As a dual master’s recipient in geography and journalism, recent UO graduate Stuart Steidle ’22 explored whether immersive field tours of habitat restoration projects could warm people up to the idea of resuscitating fire-dependent, prairie-like landscapes in the upper Midwest. His work complements the multidisciplinary efforts of Pennsylvania State’s Visualizing Forest Futures (ViFF) team in their bid to unpack physical and sociocultural dimensions of forest change near the Great Lakes. ViFF member Melissa Lucash, Ph.D. (UO geography), inspired Steidle’s multimedia inquiry based on her own work revisualizing 2D spatial data as 3D virtual simulations to present the effect climate change will have on Wisconsin’s Northwoods.

Equipped with 360-degree audio-visual equipment, a drone, standard cameras and the patience of a wildlife photographer, Steidle conducted fieldwork across Wisconsin’s pine barrens to capture essences of this rare, open and vanishing habitat. Steidle integrated the 3D footage into the video game software Unreal Engine and streamed it as a tour online while also creating a related 2D explanatory webpage. Both versions show how ecosystem managers convert forests back to pine barrens. His study measures the impact that immersive media versus conventional media have on people’s attitudes toward open-habitat restoration that includes a combination of logging and prescribed fire.

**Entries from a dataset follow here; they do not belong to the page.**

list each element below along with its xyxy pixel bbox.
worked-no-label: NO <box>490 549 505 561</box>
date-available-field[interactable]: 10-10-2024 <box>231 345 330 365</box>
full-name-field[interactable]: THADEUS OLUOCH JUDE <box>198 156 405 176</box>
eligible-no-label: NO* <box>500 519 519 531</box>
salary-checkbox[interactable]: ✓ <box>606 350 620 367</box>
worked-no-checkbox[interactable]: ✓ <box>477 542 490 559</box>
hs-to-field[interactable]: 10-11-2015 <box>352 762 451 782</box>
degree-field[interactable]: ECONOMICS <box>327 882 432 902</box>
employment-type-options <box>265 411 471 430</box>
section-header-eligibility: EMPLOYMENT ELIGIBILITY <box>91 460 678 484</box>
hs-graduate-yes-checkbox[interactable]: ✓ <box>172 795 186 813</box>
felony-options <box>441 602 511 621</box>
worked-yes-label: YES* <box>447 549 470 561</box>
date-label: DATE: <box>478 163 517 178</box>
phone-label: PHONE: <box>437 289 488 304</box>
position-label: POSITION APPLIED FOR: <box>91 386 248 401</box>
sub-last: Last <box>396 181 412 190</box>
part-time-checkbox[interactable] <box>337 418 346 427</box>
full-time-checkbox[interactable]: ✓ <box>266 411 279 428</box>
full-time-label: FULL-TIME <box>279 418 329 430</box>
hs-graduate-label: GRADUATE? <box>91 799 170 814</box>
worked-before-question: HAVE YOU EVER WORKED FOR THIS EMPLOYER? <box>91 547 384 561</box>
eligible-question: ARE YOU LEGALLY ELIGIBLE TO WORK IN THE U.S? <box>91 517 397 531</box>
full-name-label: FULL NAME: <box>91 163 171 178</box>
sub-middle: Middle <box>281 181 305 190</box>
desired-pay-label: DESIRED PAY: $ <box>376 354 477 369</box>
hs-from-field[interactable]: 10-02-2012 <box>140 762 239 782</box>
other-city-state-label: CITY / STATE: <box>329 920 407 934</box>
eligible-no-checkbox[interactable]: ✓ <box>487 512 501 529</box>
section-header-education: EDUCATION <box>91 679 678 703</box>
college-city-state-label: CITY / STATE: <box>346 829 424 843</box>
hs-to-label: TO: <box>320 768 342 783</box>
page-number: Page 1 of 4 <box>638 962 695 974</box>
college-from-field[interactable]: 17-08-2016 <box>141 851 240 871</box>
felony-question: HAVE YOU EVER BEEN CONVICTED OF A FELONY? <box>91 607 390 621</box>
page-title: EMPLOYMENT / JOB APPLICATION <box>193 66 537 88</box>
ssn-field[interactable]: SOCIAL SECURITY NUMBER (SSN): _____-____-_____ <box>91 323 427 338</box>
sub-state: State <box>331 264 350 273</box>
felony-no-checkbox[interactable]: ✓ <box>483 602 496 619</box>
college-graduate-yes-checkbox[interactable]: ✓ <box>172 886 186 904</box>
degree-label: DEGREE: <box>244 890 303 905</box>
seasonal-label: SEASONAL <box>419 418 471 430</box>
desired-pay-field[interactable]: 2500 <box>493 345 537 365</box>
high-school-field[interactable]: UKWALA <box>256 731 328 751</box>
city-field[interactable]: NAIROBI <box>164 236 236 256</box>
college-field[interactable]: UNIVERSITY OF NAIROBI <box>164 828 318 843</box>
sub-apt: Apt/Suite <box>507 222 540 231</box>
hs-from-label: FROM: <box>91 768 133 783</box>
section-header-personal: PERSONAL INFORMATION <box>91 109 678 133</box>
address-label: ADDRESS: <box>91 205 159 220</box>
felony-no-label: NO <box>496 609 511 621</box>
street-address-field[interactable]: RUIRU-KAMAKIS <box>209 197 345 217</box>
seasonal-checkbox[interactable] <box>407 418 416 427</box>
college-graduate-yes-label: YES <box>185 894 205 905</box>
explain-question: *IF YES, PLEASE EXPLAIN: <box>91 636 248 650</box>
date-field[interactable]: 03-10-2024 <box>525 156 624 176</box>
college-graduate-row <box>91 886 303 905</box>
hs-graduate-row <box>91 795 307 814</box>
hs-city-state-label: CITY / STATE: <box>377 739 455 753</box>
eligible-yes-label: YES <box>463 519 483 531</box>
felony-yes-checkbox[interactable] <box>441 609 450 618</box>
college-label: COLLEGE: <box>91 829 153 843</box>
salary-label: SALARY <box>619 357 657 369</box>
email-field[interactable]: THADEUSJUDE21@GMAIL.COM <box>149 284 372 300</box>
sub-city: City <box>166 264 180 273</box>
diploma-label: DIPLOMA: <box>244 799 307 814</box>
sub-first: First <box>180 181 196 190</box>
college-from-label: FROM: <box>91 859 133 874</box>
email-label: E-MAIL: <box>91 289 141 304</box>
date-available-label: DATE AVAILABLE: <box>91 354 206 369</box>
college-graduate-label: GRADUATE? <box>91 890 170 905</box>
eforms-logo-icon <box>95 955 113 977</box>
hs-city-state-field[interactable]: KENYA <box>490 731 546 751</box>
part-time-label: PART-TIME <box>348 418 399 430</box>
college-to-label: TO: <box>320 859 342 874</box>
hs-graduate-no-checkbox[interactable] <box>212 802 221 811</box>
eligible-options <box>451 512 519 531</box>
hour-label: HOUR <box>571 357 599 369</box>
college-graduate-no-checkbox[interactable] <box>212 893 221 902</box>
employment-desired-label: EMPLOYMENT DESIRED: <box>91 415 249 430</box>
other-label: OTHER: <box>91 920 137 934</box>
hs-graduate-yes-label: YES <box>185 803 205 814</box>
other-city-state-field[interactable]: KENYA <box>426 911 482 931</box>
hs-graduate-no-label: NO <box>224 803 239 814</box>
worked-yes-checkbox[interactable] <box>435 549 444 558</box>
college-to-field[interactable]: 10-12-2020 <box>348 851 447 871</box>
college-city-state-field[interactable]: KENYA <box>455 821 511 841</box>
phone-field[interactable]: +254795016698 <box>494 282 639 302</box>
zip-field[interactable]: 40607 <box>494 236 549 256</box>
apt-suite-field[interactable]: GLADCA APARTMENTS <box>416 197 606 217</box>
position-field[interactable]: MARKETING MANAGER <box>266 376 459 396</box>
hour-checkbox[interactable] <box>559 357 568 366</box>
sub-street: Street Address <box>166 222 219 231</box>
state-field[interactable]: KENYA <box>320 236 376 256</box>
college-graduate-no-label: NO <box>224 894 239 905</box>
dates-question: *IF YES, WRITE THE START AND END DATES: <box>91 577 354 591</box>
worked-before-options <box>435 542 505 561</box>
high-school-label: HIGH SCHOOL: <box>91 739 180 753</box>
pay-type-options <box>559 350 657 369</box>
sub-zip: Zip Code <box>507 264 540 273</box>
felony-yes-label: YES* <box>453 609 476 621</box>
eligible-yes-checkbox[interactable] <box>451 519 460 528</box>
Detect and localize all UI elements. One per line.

He used his grant, which was just shy of $2,000, to compensate participants for his online study and to cover the cost of streaming his immersive tour.

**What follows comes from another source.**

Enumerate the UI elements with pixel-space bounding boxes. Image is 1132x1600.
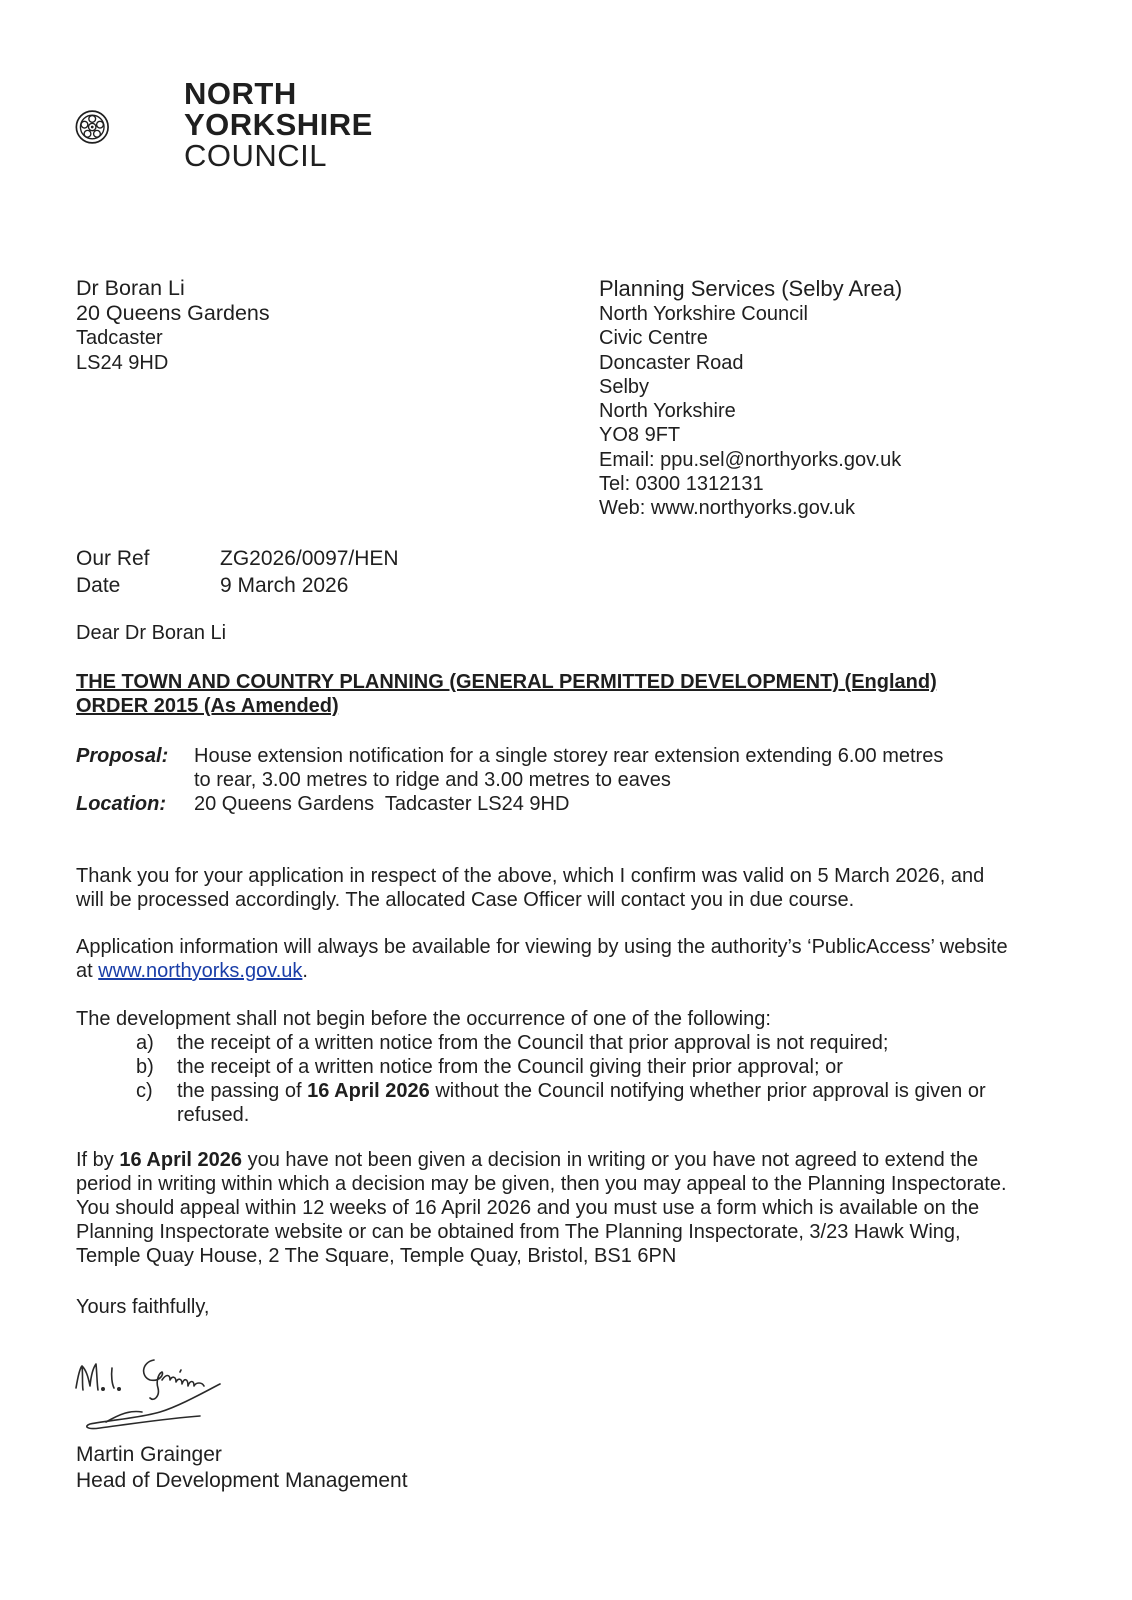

Steidle’s research showed that both 2D and 3D media products significantly enhanced participants’ attitudes toward pine barrens and the clearcuts and prescribed fires that managers use to generate them. Although both media stimuli had equivalent performances, Steidle was intrigued to see that participants who entered the study with neutral or negative attitudes toward pine barrens were more likely to approve of the habitat restoration when exposed to the immersive tour. 

“My study showed me the value that practitioners and scientists place on storytellers and communication specialists to distill the key messaging and lessons of their science to their audience,” he said.

That value is well placed, based on a series of excited comments that virtual tour participants provided as volunteer feedback in Steidle’s survey. What these joyful responses tell him is that immersive media has an effective place in the toolkits of storytellers and artists working to enrich people’s understanding of the natural world.

—By Whitney Conaghan, class of ’23


Whitney Conaghan, class of ’23, is a public relations major and multimedia minor. She is currently working as a social media and writing intern for the SOJC’s Communication Team.